No one will be tortured, for torture is not one of the fruits of the Spirit, nor is it consistent with the character of God as revealed in Christ. Some may receive 40 lashes with a whip, according to the law, but that would be the extent of the corporal punishment. Most will be "sold" to Christ (and His body) and come under their authority as "servants" or "bond-slaves." But because they will perfectly manifest the love of Christ, they will treat each one with the love of God and will be charged with the responsibility of teaching them the ways of God. Thus, Isaiah 26:9 says,
". . . for when the earth experiences Thy judgments, the inhabitants of the world will learn righteousness."
The fire is the Word of God, including the "fiery law" (Deut. 33:2). It is the manifestation of the righteous character of God Himself, for He manifested Himself to Israel only as fire. He is a "consuming fire" (Deut. 4:24). When He comes in a baptism of fire, its purpose is to destroy "the flesh" and quicken our mortal bodies (Rom. 8:11).
The fire is the glory of God as well, which will cover the earth as the waters cover the sea. The waters cover approximately 100 percent of the sea; so also His glory will cover 100 percent of the earth.
The creation itself groans today under the oppression of sin, and it anxiously awaits the manifestation of the sons of God (Rom. 8:19). Not only mankind, but everything in creation will be affected by the righteous act of Jesus Christ, for Adam was given dominion over all things. When Adam sinned, he and his wife and children were sold to pay the debt that he could not pay. Likewise, his entire estate was sold to pay his debt, and it was still insufficient. Jesus spoke of this in a parable in Matt. 18:23,
"But since he did not have the means to repay, his lord commanded him to be sold, along with his wife and children AND ALL THAT HE HAD, and repayment to be made."
But Jesus came as the last Adam to reverse the curse and pay the full debt that Adam could not pay. In doing so, He redeemed not only Adam, but his wife and children (descendants) and the entire estate (the creation). Everything that was lost in Adam is redeemed in Christ. Hence, 1 John 2:2 says,
"and He Himself is the propitiation [covering] for our sins; and not only ours only, but also for those of the whole world."

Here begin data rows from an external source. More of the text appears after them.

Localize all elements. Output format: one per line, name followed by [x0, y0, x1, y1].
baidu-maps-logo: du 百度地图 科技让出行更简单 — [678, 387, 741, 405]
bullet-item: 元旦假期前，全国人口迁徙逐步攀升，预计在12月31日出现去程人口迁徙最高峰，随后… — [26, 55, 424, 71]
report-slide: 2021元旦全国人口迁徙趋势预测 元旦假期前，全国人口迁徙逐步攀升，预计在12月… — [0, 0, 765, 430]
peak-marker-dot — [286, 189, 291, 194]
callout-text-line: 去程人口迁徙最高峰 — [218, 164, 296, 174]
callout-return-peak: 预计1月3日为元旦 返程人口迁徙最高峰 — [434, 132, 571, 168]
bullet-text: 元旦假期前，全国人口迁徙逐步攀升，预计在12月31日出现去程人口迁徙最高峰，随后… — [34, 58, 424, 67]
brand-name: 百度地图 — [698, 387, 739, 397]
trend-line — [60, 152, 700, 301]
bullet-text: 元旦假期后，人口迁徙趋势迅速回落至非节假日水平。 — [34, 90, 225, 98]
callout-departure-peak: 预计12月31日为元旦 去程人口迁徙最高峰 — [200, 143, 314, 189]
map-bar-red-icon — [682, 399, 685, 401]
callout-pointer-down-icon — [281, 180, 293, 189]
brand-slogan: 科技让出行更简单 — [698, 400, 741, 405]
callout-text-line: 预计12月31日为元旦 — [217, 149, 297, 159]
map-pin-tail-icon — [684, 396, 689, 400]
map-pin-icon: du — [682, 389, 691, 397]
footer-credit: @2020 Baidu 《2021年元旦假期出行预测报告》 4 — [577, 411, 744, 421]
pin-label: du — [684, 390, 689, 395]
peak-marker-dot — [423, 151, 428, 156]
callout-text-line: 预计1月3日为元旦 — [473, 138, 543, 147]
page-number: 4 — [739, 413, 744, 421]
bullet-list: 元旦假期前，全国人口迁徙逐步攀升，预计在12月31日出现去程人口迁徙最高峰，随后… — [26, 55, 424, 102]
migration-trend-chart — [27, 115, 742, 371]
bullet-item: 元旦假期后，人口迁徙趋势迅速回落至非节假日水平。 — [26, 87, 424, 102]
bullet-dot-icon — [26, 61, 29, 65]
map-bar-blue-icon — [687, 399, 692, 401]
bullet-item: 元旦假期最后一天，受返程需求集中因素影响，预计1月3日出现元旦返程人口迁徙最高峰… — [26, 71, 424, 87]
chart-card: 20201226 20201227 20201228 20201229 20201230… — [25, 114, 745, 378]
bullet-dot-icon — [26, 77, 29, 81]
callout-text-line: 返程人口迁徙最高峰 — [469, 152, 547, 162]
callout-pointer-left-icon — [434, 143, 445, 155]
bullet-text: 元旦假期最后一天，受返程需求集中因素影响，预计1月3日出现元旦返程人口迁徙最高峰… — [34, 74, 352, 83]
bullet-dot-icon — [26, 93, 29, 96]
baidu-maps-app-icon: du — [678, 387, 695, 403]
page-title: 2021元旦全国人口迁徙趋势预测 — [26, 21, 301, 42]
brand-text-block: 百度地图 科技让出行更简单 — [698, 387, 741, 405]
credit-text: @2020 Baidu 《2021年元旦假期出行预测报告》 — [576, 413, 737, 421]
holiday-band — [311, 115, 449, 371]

Suppose you were to purchase a store full of merchandise. When the time came to possess it, would you be satisfied if you walked into the store and found only a few items on the shelf? Of course not. If you purchased the whole store, you would not rest until you obtained everything you paid for. Jesus paid for the sin of the whole world by His blood, which is worth far more than all of creation. He will not be satisfied until He receives all that He purchased.
All things were put under Adam's authority (Gen. 1:26-28). Psalm 8:6 repeats this, "Thou hast put all things under his feet." Adam lost it all, but the last Adam has redeemed it all. Thus the New Testament applies this to Christ in Heb. 2:6-8, under whose feet all things have now been rightfully subjected. In fact, Psalm 8:6 is the most often quoted Scripture in the New Testament. For this reason it ought to be seen as one of the most important concepts to study. We intend to do so.